Sonho de carnaval
Há tempos tô com vontade de desfilar meu
charme numa das nossas Escolas de Samba. Este ano, tô a fim. Há um astral,
mesmo que tímido ainda, pairando sobre o nosso carnaval de rua, mas reconheço
ser um astral animador anunciando ‘a festa da carne’, e diante do clima, já fiz uma jura: vou para a avenida do samba.
A
Escola vai ser da Pedreira, é claro. Talvez duas, se o preparo físico de
jogador de porrinha permitir. Vou tentar me arriscar também num bloco de
empolgação. E se tiver um por aí bem ao estilo revolucionário do velho Aguenta o Tombo, vou
que vou com tudo (é um tombo pra cá/é um tombo pra lá...).
O
problema é com que roupa eu vou.
Perdoem-me
os diretores de harmonia, mas não tem cristão que me faça vestir aqueles
balangandãs multicoloridos, aqueles acessórios, tão carinhosamente idealizados
pelos nossos talentosos carnavalescos e que, verdadeiramente, enriquecem as
fantasias. Não. Não tem quem faça.
Das
alegorias de mão, me poupem: os deuses da folia reclamam as mãos soltas para
louvá-los. Adereços e penachos que atentam contra a lei da gravidade, nem
vem... Chapéu estilizado que ocupe uma das mãos com a missão menor de
equilibrá-lo no cocoruto, eu dispenso: nada de coreografia “moça do leite
condensado”.
Sobre
os ombros, negatofe.
Nem
resplendor de papel laminado, ou arco-íris de isopor, tampouco asinhas
emplumadas que ficam entesando a gente na inglória missão de fixá-las.
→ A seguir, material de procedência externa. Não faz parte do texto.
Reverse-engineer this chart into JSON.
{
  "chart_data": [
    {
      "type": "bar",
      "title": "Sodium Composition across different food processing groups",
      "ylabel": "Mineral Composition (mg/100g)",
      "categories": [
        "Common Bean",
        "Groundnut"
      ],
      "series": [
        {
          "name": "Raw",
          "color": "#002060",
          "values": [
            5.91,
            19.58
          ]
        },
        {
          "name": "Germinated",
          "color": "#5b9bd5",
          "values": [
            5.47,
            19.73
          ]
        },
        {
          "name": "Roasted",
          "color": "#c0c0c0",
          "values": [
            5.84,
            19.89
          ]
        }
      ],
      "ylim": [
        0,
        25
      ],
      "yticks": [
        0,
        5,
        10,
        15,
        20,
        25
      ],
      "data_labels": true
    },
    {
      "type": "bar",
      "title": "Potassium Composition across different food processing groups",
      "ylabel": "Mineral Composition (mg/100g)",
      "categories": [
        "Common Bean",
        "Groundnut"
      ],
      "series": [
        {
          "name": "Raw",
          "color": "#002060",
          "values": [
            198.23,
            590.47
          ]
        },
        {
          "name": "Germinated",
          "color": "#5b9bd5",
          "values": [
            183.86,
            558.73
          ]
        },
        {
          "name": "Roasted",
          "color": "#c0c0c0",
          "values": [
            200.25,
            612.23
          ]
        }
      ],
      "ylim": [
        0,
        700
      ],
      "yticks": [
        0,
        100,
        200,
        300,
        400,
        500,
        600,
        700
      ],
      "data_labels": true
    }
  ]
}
Não. Não
quero nadica. Na avenida, meus queridos diretores, eu quero ser livre. Quero
esvoaçar pagão sobre o asfalto e mostrar no pé a ginga de moleque pedreirense e o samba que habita meu espírito.
Também
nem tanto, né!
Não
vou pleitear um lugar no nicho libérrimo que é a ala dos de sunga e brilho. Eu,
heim! Com essa barriguinhazona e esses gravetos (vulgo canela fina), nananina. Não
quero ser alvo de comentários populares do tipo “que coisa reeedícula”. Pelos
mesmos motivos, declino de uma tanguinha na ala dos Tembé. De tanga? Ah, ah,
ah, ah...Olha que as coisas vão sobrar...
Devemos
nos entregar à liberdade momesca, mas devemos, também, manter o mínimo de
lucidez para evitar a bizarrice. Devemos lembrar que haverá, lá na frente, uma
rígida quarta-feira de cinzas a nos esperar com o caderno de contas na mão.
Deus
Baco que me livre e guarde, em contrapartida, do alto dos carros alegóricos. Ali,
sobre aquela plataforminha tremelicante segurando aquela varinha bêbada, e
bêbado eu! Lá pras altura eu é que não vou me abalar. Lá em cima, não abriria
nem os olhos, que dirá o samba no pé.
Mas
taí: um chapéu Panamá, uma camisa listrada, uma calça de cetim... a sapatilha
prateada, a barba por fazer, que tal? Ah, de passista, tipo malandro carioca de
gestos leves e faceiros (um desafio para os meus sessenta e poucos quilos,
admito), eu vou. Livre para alçar vôos sobre as luzes da avenida, para
acariciar o povo animado da arquibancada da Aldeia Cabana, para reverenciar o
meu povo da Pirajá, bem localizado, à beira da calçada. Obediente para pedir a
bênção dos deuses, livre para desenhar no chão da Pedreira, o meu coração de
sambista.
Legal,
de passista é que eu vou. Livre para me entregar à poesia do carnaval. Com a
confortável possibilidade de, foi-não-foi, fazer par com uma alucinante mulata,
com o mistério, com o desejo, com a ilusão e com os sonhos de carnaval.
Ah,
fazer par com a maravilhosa mulata...
Sim,
eu vou de passista. Mesmo que seja em sonho, é de passista que eu vou.